Unfortunately, with Lorenzen’s happiness hanging in the balance, doctors must make decisions “in a fog of uncertainty.”  What’s worse, even biostatisticians are helpless:  “We don’t know which is right,” says David Reboussin, an expert in numeric science who hopes the answer will be revealed in a “rigorous study” called Sprint.  (The Pythagoreans, too, had a penchant for austerity and exercise).

“Guideline makers have a conundrum” and are “all over the map,” Kolata says, prompting some to look for the right numbers elsewhere:  Can the blood cholesterol number enlighten us as to the optimal pressure value?  Will it reveal the sweet spot on the “J curve,” the point of intersection between maximum benefit and minimum risk?

Only time will tell, of course, but we may wish to remember that the current generation of physicians and scientists is not the first one to be puzzled by the mystery of the blood pressure.  Some fifty years ago, George Pickering expressed his bafflement about the “force” inside our arteries as follows:

The ‘disease’ essential hypertension…is thus a type of disease not hitherto recognized in medicine in which the defect is one of degree not of kind, quantitative not qualitative.

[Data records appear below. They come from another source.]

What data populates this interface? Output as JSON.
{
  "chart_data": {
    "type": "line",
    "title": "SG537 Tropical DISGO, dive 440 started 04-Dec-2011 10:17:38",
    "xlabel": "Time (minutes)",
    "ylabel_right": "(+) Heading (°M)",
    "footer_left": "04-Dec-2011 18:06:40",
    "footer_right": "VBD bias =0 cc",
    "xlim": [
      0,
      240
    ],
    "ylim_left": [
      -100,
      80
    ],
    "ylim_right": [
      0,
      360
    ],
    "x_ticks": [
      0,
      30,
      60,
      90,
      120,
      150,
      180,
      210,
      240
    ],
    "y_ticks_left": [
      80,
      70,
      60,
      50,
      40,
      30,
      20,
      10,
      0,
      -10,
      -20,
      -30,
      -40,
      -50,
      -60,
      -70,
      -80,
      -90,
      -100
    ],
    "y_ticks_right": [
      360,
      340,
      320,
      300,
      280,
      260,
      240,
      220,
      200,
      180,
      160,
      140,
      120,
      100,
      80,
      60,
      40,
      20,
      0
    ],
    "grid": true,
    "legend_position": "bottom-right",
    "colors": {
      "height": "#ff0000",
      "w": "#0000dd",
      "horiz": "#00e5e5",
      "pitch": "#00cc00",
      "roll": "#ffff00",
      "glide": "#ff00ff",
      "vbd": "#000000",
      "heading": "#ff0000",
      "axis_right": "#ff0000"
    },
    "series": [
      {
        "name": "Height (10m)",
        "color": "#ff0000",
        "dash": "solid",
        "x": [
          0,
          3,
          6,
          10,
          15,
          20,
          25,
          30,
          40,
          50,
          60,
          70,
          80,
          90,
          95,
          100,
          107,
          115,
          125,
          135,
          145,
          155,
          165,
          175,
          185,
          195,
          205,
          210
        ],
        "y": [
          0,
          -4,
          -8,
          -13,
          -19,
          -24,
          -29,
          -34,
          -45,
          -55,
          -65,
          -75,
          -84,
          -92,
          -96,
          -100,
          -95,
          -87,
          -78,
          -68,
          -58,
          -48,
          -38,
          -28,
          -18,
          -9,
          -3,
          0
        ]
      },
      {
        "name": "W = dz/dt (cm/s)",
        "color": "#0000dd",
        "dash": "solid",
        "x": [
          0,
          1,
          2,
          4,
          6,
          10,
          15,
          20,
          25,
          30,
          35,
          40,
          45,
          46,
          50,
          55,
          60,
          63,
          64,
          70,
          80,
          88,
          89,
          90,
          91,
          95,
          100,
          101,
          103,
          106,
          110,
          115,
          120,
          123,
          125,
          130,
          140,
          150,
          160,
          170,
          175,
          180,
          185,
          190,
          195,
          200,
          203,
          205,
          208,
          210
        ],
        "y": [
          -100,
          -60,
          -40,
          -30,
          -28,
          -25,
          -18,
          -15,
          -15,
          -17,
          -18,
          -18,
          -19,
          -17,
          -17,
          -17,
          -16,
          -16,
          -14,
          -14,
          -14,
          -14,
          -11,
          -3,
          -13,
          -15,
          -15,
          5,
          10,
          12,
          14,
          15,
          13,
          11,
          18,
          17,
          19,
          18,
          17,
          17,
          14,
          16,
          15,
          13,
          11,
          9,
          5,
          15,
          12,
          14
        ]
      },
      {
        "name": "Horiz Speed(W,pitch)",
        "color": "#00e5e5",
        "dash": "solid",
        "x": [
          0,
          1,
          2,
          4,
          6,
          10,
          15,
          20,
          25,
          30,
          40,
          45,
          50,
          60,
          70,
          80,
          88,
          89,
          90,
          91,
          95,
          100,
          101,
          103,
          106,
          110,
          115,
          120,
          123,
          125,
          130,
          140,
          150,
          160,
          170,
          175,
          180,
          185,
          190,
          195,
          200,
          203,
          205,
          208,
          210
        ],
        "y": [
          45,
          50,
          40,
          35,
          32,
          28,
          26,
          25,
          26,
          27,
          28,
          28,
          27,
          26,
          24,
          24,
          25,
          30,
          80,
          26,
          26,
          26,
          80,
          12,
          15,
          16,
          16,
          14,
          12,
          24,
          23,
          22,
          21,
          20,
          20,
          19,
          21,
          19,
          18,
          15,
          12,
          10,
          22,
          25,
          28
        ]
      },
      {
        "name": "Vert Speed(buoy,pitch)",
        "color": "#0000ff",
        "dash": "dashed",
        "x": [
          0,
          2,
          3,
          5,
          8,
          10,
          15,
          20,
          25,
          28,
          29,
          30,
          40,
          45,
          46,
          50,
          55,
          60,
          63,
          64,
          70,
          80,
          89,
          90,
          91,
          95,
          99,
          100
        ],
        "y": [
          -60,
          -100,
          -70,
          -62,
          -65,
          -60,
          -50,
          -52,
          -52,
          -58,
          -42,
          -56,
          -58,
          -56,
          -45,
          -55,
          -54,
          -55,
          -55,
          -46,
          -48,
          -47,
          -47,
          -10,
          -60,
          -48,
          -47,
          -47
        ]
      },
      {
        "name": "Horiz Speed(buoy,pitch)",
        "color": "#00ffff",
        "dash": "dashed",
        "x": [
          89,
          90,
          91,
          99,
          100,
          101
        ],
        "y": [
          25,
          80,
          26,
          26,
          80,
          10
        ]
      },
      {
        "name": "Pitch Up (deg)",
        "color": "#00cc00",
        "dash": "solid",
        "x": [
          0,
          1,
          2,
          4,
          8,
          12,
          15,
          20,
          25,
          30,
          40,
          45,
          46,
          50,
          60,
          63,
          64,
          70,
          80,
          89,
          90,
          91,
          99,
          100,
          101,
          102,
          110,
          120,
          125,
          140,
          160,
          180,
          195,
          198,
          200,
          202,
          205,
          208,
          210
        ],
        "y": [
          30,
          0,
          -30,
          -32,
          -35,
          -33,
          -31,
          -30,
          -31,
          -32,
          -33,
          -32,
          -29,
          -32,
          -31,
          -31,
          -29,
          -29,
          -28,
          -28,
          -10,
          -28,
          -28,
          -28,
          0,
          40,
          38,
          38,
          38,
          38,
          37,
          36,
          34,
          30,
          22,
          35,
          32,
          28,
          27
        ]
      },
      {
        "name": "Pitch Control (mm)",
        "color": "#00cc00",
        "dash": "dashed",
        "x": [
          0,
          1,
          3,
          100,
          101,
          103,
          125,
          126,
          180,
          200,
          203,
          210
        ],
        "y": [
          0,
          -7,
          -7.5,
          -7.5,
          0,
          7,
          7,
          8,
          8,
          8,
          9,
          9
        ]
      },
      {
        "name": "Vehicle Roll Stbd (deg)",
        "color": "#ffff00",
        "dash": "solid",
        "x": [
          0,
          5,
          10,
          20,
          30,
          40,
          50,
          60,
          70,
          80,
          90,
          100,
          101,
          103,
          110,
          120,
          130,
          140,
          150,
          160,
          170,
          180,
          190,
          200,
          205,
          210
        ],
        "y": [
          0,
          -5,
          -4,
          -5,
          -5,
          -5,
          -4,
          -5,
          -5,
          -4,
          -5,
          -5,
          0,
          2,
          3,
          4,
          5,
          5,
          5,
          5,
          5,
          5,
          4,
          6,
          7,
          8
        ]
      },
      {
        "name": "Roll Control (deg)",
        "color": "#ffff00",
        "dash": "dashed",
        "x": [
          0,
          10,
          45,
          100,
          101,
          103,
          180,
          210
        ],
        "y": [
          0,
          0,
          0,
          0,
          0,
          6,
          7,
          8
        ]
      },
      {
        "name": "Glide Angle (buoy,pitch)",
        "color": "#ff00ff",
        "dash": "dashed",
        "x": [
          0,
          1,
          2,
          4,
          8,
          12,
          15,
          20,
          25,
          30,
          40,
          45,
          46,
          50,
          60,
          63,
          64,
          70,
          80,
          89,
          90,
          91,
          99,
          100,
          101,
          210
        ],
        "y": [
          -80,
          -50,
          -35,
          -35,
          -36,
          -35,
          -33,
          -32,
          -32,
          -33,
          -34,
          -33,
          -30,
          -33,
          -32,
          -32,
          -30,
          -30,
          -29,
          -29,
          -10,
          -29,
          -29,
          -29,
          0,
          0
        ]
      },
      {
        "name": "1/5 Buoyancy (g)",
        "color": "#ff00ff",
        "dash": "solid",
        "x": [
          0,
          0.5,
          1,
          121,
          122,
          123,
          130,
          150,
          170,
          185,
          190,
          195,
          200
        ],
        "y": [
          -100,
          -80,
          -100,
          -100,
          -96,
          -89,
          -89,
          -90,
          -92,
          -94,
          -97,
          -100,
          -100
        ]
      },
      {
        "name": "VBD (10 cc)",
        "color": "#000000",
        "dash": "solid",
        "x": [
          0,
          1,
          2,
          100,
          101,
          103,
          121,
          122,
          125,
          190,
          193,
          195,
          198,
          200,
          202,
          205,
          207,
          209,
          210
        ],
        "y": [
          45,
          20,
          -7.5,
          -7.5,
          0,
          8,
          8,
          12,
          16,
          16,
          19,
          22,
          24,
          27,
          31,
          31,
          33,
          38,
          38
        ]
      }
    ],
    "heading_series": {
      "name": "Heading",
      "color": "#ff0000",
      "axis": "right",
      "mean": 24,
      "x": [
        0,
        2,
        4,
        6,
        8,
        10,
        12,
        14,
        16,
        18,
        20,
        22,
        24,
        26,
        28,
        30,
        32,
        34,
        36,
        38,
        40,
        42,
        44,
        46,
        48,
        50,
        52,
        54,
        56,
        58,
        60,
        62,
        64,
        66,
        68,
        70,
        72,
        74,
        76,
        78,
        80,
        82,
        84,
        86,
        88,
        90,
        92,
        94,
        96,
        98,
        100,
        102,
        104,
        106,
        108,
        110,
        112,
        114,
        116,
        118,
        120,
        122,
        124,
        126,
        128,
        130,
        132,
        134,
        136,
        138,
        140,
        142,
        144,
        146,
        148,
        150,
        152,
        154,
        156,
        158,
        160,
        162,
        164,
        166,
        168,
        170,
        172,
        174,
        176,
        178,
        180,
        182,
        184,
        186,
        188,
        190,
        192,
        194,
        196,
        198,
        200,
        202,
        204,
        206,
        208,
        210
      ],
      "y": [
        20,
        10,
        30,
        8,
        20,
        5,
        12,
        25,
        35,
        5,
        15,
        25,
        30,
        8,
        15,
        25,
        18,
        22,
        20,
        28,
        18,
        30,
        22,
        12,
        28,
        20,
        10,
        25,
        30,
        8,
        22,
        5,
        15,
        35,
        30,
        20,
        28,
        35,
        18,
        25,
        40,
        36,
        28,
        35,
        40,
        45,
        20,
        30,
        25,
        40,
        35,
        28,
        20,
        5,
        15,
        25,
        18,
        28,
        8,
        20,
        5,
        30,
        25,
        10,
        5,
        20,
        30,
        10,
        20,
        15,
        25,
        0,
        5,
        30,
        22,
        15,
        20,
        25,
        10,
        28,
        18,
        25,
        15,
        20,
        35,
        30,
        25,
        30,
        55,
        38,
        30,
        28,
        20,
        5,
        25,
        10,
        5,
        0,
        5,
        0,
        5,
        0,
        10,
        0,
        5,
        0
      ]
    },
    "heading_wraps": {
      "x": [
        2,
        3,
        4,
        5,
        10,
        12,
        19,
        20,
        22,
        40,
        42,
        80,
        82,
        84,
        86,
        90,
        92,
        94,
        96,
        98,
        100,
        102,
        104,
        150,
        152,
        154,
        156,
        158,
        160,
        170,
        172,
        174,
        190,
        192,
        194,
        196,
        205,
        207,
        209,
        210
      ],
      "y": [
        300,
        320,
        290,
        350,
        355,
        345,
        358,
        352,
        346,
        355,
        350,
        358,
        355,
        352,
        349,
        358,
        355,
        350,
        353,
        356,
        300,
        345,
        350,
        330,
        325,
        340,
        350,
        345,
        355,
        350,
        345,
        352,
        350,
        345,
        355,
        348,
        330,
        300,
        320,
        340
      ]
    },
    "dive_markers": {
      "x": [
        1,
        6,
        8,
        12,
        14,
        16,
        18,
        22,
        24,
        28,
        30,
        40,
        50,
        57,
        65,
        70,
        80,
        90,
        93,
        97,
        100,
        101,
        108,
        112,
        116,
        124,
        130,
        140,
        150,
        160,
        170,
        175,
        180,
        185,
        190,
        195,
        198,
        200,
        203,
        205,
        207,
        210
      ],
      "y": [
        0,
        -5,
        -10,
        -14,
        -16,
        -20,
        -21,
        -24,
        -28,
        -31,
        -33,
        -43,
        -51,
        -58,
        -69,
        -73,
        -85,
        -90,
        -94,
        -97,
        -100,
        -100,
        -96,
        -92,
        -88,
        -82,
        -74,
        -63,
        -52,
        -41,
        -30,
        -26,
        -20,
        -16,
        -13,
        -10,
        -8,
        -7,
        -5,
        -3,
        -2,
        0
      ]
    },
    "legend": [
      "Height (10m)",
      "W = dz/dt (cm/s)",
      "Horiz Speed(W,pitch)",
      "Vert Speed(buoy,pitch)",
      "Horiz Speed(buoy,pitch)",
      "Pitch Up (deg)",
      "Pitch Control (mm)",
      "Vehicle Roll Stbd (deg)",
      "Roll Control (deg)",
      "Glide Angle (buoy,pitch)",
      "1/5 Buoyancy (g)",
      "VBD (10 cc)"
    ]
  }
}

But Pickering had no interest in determining the ideal quantity of pressure.  Such a pursuit, he thought, was motivated by “the fallacy of the dividing line.”  Instead, Sir George and Baron Platt were occupied with a decidedly more Aristotelian question: It was the nature of hypertension that was worth debating, not any cut-off number to artifactually distinguish health from disease.

Pickering and Platt have gone to their final rest, while the neo-Pythagoreans remain relentless in their quantitative pursuits.  But as Herb Fred and I have tersely argued, answers to the riddle of hypertension come not from interrogating spreadsheets or pondering statistics, but from examining patients, lest we go on treating them “by the numbers, for the numbers.